Key Provision of Israel Banking Reform Said to Be at Riskby
Panel said at odds over top banks issuing new credit cards
Members inclined to let Discount Bank sell part of card unit
A key element of Israeli Finance Minister Moshe Kahlon’s pledge to bring down banking costs is said to be at risk.
Kahlon and other members of a panel formed to boost competition in the industry want to force the two biggest lenders, Bank Hapoalim Ltd. and Bank Leumi Le-Israel Ltd., out of the credit card business for several years so new non-banking lenders can spring up. The Bank of Israel, which also sits on the panel, says that could hurt consumers. Months of compromise efforts have stalled, according to a person with direct knowledge of the matter, auguring ill for this effort to dilute the banks’ power.
“The banks will sell their credit card businesses, get a nice price for those assets, then find their way back into the market with a new hat,” said Yaniv Pagot, the chief strategist at Ayalon Group Ltd., an institutional investor in Ramat Gan, Israel, with 20 billion shekels ($5.2 billion) under management.
While the panel has agreed on dozens of key issues, this one is crucial to the reform, members say. If the impasse continues, the committee will stick to the majority opinion while noting the Bank of Israel dissent, leaving it to the government to decide, according to the person familiar. He spoke on condition of anonymity because he wasn’t authorized to discuss confidential talks.
Although Kahlon is a senior member of cabinet, the central bank’s arguments would carry significant weight. The banks, which derive 10 percent of their revenue from credit card operations and control more than half of banking market share, are lobbying lawmakers against the reform package, saying it could endanger a stable sector that weathered the 2008 financial crisis.
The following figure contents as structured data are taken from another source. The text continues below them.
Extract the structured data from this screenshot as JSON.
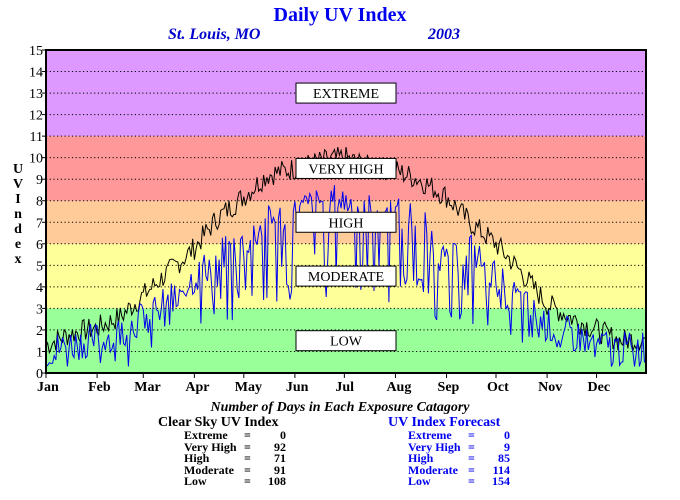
{
  "chart_data": {
    "type": "line",
    "title": "Daily UV Index",
    "subtitle_location": "St. Louis, MO",
    "subtitle_year": "2003",
    "ylabel": "UV Index",
    "ylim": [
      0,
      15
    ],
    "yticks": [
      "0",
      "1",
      "2",
      "3",
      "4",
      "5",
      "6",
      "7",
      "8",
      "9",
      "10",
      "11",
      "12",
      "13",
      "14",
      "15"
    ],
    "months": [
      "Jan",
      "Feb",
      "Mar",
      "Apr",
      "May",
      "Jun",
      "Jul",
      "Aug",
      "Sep",
      "Oct",
      "Nov",
      "Dec"
    ],
    "grid": true,
    "bands": [
      {
        "label": "LOW",
        "from": 0,
        "to": 3,
        "color": "#99ff99"
      },
      {
        "label": "MODERATE",
        "from": 3,
        "to": 6,
        "color": "#ffff99"
      },
      {
        "label": "HIGH",
        "from": 6,
        "to": 8,
        "color": "#ffcc99"
      },
      {
        "label": "VERY HIGH",
        "from": 8,
        "to": 11,
        "color": "#ff9999"
      },
      {
        "label": "EXTREME",
        "from": 11,
        "to": 15,
        "color": "#dd99ff"
      }
    ],
    "series": [
      {
        "name": "Clear Sky UV Index",
        "color": "#000000",
        "x": [
          1,
          15,
          32,
          46,
          60,
          74,
          91,
          105,
          121,
          135,
          152,
          166,
          182,
          196,
          213,
          227,
          244,
          258,
          274,
          288,
          305,
          319,
          335,
          349,
          365
        ],
        "values": [
          1.3,
          1.8,
          2.1,
          2.6,
          3.6,
          4.6,
          5.8,
          7.2,
          8.2,
          9.2,
          9.5,
          9.8,
          10,
          9.6,
          9.4,
          9.0,
          8.2,
          7.0,
          6.0,
          4.8,
          3.2,
          2.6,
          2.0,
          1.5,
          1.6
        ]
      },
      {
        "name": "UV Index Forecast",
        "color": "#0000ee",
        "x": [
          1,
          15,
          32,
          46,
          60,
          74,
          91,
          105,
          121,
          135,
          152,
          166,
          182,
          196,
          213,
          227,
          244,
          258,
          274,
          288,
          305,
          319,
          335,
          349,
          365
        ],
        "values": [
          1.0,
          1.3,
          1.6,
          1.9,
          2.6,
          3.5,
          4.4,
          5.4,
          6.0,
          7.0,
          7.4,
          8.0,
          8.0,
          7.6,
          7.4,
          7.2,
          5.0,
          5.8,
          4.4,
          3.4,
          2.2,
          1.8,
          1.4,
          1.1,
          1.3
        ]
      }
    ]
  },
  "stats": {
    "heading": "Number of Days in Each Exposure Catagory",
    "clear_sky": {
      "title": "Clear Sky UV Index",
      "rows": [
        {
          "label": "Extreme",
          "value": "0"
        },
        {
          "label": "Very High",
          "value": "92"
        },
        {
          "label": "High",
          "value": "71"
        },
        {
          "label": "Moderate",
          "value": "91"
        },
        {
          "label": "Low",
          "value": "108"
        }
      ]
    },
    "forecast": {
      "title": "UV Index Forecast",
      "rows": [
        {
          "label": "Extreme",
          "value": "0"
        },
        {
          "label": "Very High",
          "value": "9"
        },
        {
          "label": "High",
          "value": "85"
        },
        {
          "label": "Moderate",
          "value": "114"
        },
        {
          "label": "Low",
          "value": "154"
        }
      ]
    }
  }
}
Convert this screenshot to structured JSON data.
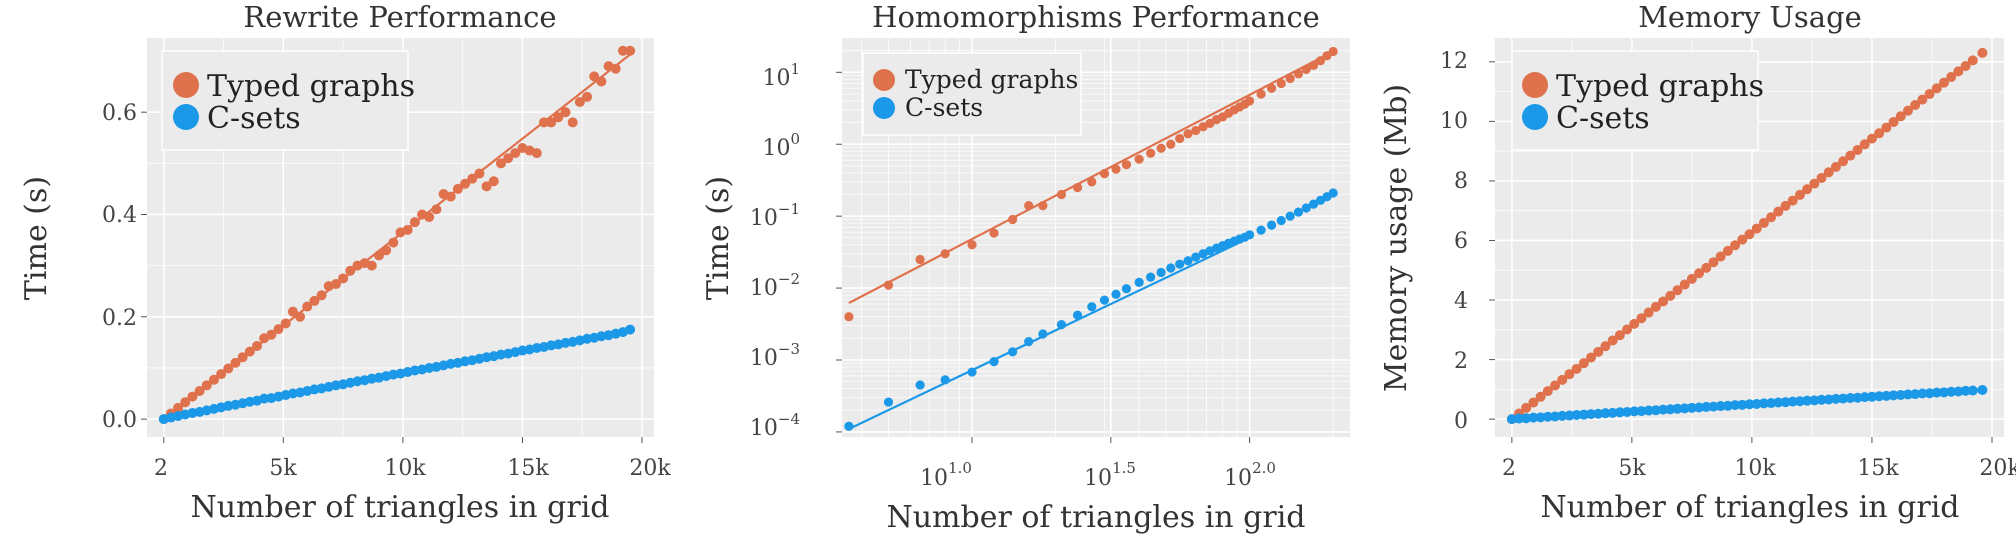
{
  "colors": {
    "typed": "#E0714D",
    "csets": "#1B98E8",
    "panel_bg": "#EBEBEB",
    "grid": "#FFFFFF"
  },
  "chart_data": [
    {
      "type": "scatter",
      "title": "Rewrite Performance",
      "xlabel": "Number of triangles in grid",
      "ylabel": "Time (s)",
      "xlim": [
        -700,
        20500
      ],
      "ylim": [
        -0.035,
        0.745
      ],
      "xscale": "linear",
      "yscale": "linear",
      "grid": true,
      "legend": "top-left",
      "xticks": [
        2,
        5000,
        10000,
        15000,
        20000
      ],
      "xtick_labels": [
        "2",
        "5k",
        "10k",
        "15k",
        "20k"
      ],
      "yticks": [
        0.0,
        0.2,
        0.4,
        0.6
      ],
      "ytick_labels": [
        "0.0",
        "0.2",
        "0.4",
        "0.6"
      ],
      "series": [
        {
          "name": "Typed graphs",
          "color_key": "typed",
          "fit": [
            [
              2,
              0.0
            ],
            [
              19700,
              0.72
            ]
          ],
          "x": [
            2,
            300,
            600,
            900,
            1200,
            1500,
            1800,
            2100,
            2400,
            2700,
            3000,
            3300,
            3600,
            3900,
            4200,
            4500,
            4800,
            5100,
            5400,
            5700,
            6000,
            6300,
            6600,
            6900,
            7200,
            7500,
            7800,
            8100,
            8400,
            8700,
            9000,
            9300,
            9600,
            9900,
            10200,
            10500,
            10800,
            11100,
            11400,
            11700,
            12000,
            12300,
            12600,
            12900,
            13200,
            13500,
            13800,
            14100,
            14400,
            14700,
            15000,
            15300,
            15600,
            15900,
            16200,
            16500,
            16800,
            17100,
            17400,
            17700,
            18000,
            18300,
            18600,
            18900,
            19200,
            19500
          ],
          "y": [
            0.0,
            0.011,
            0.022,
            0.033,
            0.044,
            0.055,
            0.066,
            0.077,
            0.088,
            0.099,
            0.11,
            0.121,
            0.132,
            0.143,
            0.158,
            0.165,
            0.176,
            0.187,
            0.21,
            0.2,
            0.22,
            0.231,
            0.242,
            0.26,
            0.264,
            0.275,
            0.29,
            0.3,
            0.305,
            0.3,
            0.32,
            0.33,
            0.345,
            0.365,
            0.37,
            0.385,
            0.4,
            0.395,
            0.41,
            0.44,
            0.435,
            0.45,
            0.46,
            0.47,
            0.48,
            0.455,
            0.465,
            0.5,
            0.51,
            0.52,
            0.53,
            0.525,
            0.52,
            0.58,
            0.58,
            0.59,
            0.6,
            0.58,
            0.62,
            0.63,
            0.67,
            0.66,
            0.69,
            0.685,
            0.72,
            0.72
          ]
        },
        {
          "name": "C-sets",
          "color_key": "csets",
          "x": [
            2,
            300,
            600,
            900,
            1200,
            1500,
            1800,
            2100,
            2400,
            2700,
            3000,
            3300,
            3600,
            3900,
            4200,
            4500,
            4800,
            5100,
            5400,
            5700,
            6000,
            6300,
            6600,
            6900,
            7200,
            7500,
            7800,
            8100,
            8400,
            8700,
            9000,
            9300,
            9600,
            9900,
            10200,
            10500,
            10800,
            11100,
            11400,
            11700,
            12000,
            12300,
            12600,
            12900,
            13200,
            13500,
            13800,
            14100,
            14400,
            14700,
            15000,
            15300,
            15600,
            15900,
            16200,
            16500,
            16800,
            17100,
            17400,
            17700,
            18000,
            18300,
            18600,
            18900,
            19200,
            19500
          ],
          "y": [
            0.0,
            0.003,
            0.006,
            0.009,
            0.012,
            0.014,
            0.017,
            0.02,
            0.023,
            0.026,
            0.028,
            0.031,
            0.034,
            0.036,
            0.04,
            0.041,
            0.044,
            0.047,
            0.05,
            0.052,
            0.055,
            0.058,
            0.06,
            0.063,
            0.066,
            0.068,
            0.071,
            0.074,
            0.076,
            0.079,
            0.081,
            0.084,
            0.087,
            0.089,
            0.092,
            0.095,
            0.097,
            0.1,
            0.102,
            0.105,
            0.108,
            0.11,
            0.113,
            0.115,
            0.118,
            0.121,
            0.123,
            0.126,
            0.128,
            0.131,
            0.134,
            0.136,
            0.139,
            0.141,
            0.144,
            0.146,
            0.149,
            0.151,
            0.154,
            0.157,
            0.159,
            0.162,
            0.164,
            0.167,
            0.17,
            0.175
          ]
        }
      ]
    },
    {
      "type": "scatter",
      "title": "Homomorphisms Performance",
      "xlabel": "Number of triangles in grid",
      "ylabel": "Time (s)",
      "xscale": "log",
      "yscale": "log",
      "xlim": [
        3.4,
        230
      ],
      "ylim": [
        8.5e-05,
        30
      ],
      "grid": true,
      "legend": "top-left",
      "xticks": [
        10,
        31.62,
        100
      ],
      "xtick_labels": [
        "10",
        "1.0",
        "10",
        "1.5",
        "10",
        "2.0"
      ],
      "yticks": [
        0.0001,
        0.001,
        0.01,
        0.1,
        1,
        10
      ],
      "ytick_labels": [
        "10",
        "−4",
        "10",
        "−3",
        "10",
        "−2",
        "10",
        "−1",
        "10",
        "0",
        "10",
        "1"
      ],
      "series": [
        {
          "name": "Typed graphs",
          "color_key": "typed",
          "fit": [
            [
              3.6,
              0.0062
            ],
            [
              200,
              19.5
            ]
          ],
          "x": [
            3.6,
            5,
            6.5,
            8,
            10,
            12,
            14,
            16,
            18,
            21,
            24,
            27,
            30,
            33,
            36,
            40,
            44,
            48,
            52,
            56,
            60,
            64,
            68,
            72,
            76,
            80,
            84,
            88,
            92,
            96,
            100,
            110,
            120,
            130,
            140,
            150,
            160,
            170,
            180,
            190,
            200
          ],
          "y": [
            0.004,
            0.011,
            0.025,
            0.03,
            0.04,
            0.058,
            0.09,
            0.14,
            0.14,
            0.2,
            0.25,
            0.3,
            0.39,
            0.45,
            0.52,
            0.62,
            0.75,
            0.88,
            1.0,
            1.2,
            1.4,
            1.55,
            1.75,
            1.95,
            2.2,
            2.4,
            2.7,
            3.0,
            3.3,
            3.6,
            4.0,
            5.0,
            6.0,
            7.0,
            8.2,
            9.5,
            11,
            12.5,
            14.5,
            17,
            19.5
          ]
        },
        {
          "name": "C-sets",
          "color_key": "csets",
          "fit": [
            [
              3.6,
              0.00011
            ],
            [
              100,
              0.05
            ]
          ],
          "x": [
            3.6,
            5,
            6.5,
            8,
            10,
            12,
            14,
            16,
            18,
            21,
            24,
            27,
            30,
            33,
            36,
            40,
            44,
            48,
            52,
            56,
            60,
            64,
            68,
            72,
            76,
            80,
            84,
            88,
            92,
            96,
            100,
            110,
            120,
            130,
            140,
            150,
            160,
            170,
            180,
            190,
            200
          ],
          "y": [
            0.00012,
            0.00026,
            0.00045,
            0.00053,
            0.00068,
            0.00095,
            0.0013,
            0.0018,
            0.0023,
            0.0031,
            0.0042,
            0.0055,
            0.0068,
            0.0082,
            0.0098,
            0.012,
            0.0142,
            0.0165,
            0.019,
            0.0215,
            0.024,
            0.027,
            0.03,
            0.033,
            0.036,
            0.039,
            0.042,
            0.045,
            0.048,
            0.051,
            0.055,
            0.064,
            0.075,
            0.087,
            0.1,
            0.114,
            0.13,
            0.147,
            0.166,
            0.186,
            0.21
          ]
        }
      ]
    },
    {
      "type": "scatter",
      "title": "Memory Usage",
      "xlabel": "Number of triangles in grid",
      "ylabel": "Memory usage (Mb)",
      "xlim": [
        -700,
        20500
      ],
      "ylim": [
        -0.6,
        12.8
      ],
      "xscale": "linear",
      "yscale": "linear",
      "grid": true,
      "legend": "top-left",
      "xticks": [
        2,
        5000,
        10000,
        15000,
        20000
      ],
      "xtick_labels": [
        "2",
        "5k",
        "10k",
        "15k",
        "20k"
      ],
      "yticks": [
        0,
        2,
        4,
        6,
        8,
        10,
        12
      ],
      "ytick_labels": [
        "0",
        "2",
        "4",
        "6",
        "8",
        "10",
        "12"
      ],
      "series": [
        {
          "name": "Typed graphs",
          "color_key": "typed",
          "x": [
            2,
            300,
            600,
            900,
            1200,
            1500,
            1800,
            2100,
            2400,
            2700,
            3000,
            3300,
            3600,
            3900,
            4200,
            4500,
            4800,
            5100,
            5400,
            5700,
            6000,
            6300,
            6600,
            6900,
            7200,
            7500,
            7800,
            8100,
            8400,
            8700,
            9000,
            9300,
            9600,
            9900,
            10200,
            10500,
            10800,
            11100,
            11400,
            11700,
            12000,
            12300,
            12600,
            12900,
            13200,
            13500,
            13800,
            14100,
            14400,
            14700,
            15000,
            15300,
            15600,
            15900,
            16200,
            16500,
            16800,
            17100,
            17400,
            17700,
            18000,
            18300,
            18600,
            18900,
            19200,
            19600
          ],
          "y": [
            0.0,
            0.19,
            0.38,
            0.56,
            0.75,
            0.94,
            1.13,
            1.32,
            1.51,
            1.69,
            1.88,
            2.07,
            2.26,
            2.45,
            2.64,
            2.82,
            3.01,
            3.2,
            3.39,
            3.58,
            3.77,
            3.95,
            4.14,
            4.33,
            4.52,
            4.71,
            4.9,
            5.08,
            5.27,
            5.46,
            5.65,
            5.84,
            6.03,
            6.21,
            6.4,
            6.59,
            6.78,
            6.97,
            7.16,
            7.34,
            7.53,
            7.72,
            7.91,
            8.1,
            8.29,
            8.47,
            8.66,
            8.85,
            9.04,
            9.23,
            9.42,
            9.6,
            9.79,
            9.98,
            10.17,
            10.36,
            10.55,
            10.73,
            10.92,
            11.11,
            11.3,
            11.49,
            11.68,
            11.86,
            12.05,
            12.3
          ]
        },
        {
          "name": "C-sets",
          "color_key": "csets",
          "x": [
            2,
            300,
            600,
            900,
            1200,
            1500,
            1800,
            2100,
            2400,
            2700,
            3000,
            3300,
            3600,
            3900,
            4200,
            4500,
            4800,
            5100,
            5400,
            5700,
            6000,
            6300,
            6600,
            6900,
            7200,
            7500,
            7800,
            8100,
            8400,
            8700,
            9000,
            9300,
            9600,
            9900,
            10200,
            10500,
            10800,
            11100,
            11400,
            11700,
            12000,
            12300,
            12600,
            12900,
            13200,
            13500,
            13800,
            14100,
            14400,
            14700,
            15000,
            15300,
            15600,
            15900,
            16200,
            16500,
            16800,
            17100,
            17400,
            17700,
            18000,
            18300,
            18600,
            18900,
            19200,
            19600
          ],
          "y": [
            0.0,
            0.02,
            0.03,
            0.05,
            0.06,
            0.08,
            0.09,
            0.11,
            0.12,
            0.14,
            0.15,
            0.17,
            0.18,
            0.2,
            0.21,
            0.23,
            0.24,
            0.26,
            0.27,
            0.29,
            0.3,
            0.32,
            0.33,
            0.35,
            0.36,
            0.38,
            0.39,
            0.41,
            0.42,
            0.44,
            0.45,
            0.47,
            0.48,
            0.5,
            0.51,
            0.53,
            0.54,
            0.56,
            0.57,
            0.59,
            0.6,
            0.62,
            0.63,
            0.65,
            0.66,
            0.68,
            0.69,
            0.71,
            0.72,
            0.74,
            0.75,
            0.77,
            0.78,
            0.8,
            0.81,
            0.83,
            0.84,
            0.86,
            0.87,
            0.89,
            0.9,
            0.92,
            0.93,
            0.95,
            0.96,
            0.98
          ]
        }
      ]
    }
  ]
}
“From Kahlon’s perspective, he’s much better off if they’ve reached compromise on everything, and he doesn’t have the central bank raising concerns,” said Adi Scop, bank analyst at Israel Brokerage & Investments Ltd. in Tel Aviv. “I have a hard time seeing any legislation happening this year, if at all, and who knows if the government will still be standing by then.”
Shares of Leumi rose 1.2 percent and Hapoalim gained 1.7 percent at the close of trading in Tel Aviv.
The finance minister is trying to make good on a pledge he made during his election campaign last year, when he said he’d join any government that would allow him to “break the banks.” His promise to pare banking and housing costs helped him to lead his new Kulanu party to win 10 of parliament’s 120 seats.
Both the Finance Ministry and the central bank agree that Hapoalim and Leumi should sell their credit card units within two years to open the market to new competition, primarily in the household and small-business segments. What happens afterward is the point of contention.
Kahlon wants to bar them from issuing cards for at least four years, arguing that the new companies need time to cultivate market share. The Bank of Israel says they should be allowed to issue new cards immediately, reasoning that the new cards would have fewer financial resources and that may push margins up, not down.
Panel members have narrowed gaps on other issues of the reform that were in dispute, so compromise here may also prove possible. They had been divided over whether to let the third-largest lender, Israel Discount Bank Ltd., hold on to its credit card operations, but are likely instead to let it sell part of its card unit to an investor or to the bourse, the person said.
And while Kahlon wants a new regulator for the divested Hapoalim and Leumi card companies, the recommendations may leave the central bank as the supervisor of these businesses, he said.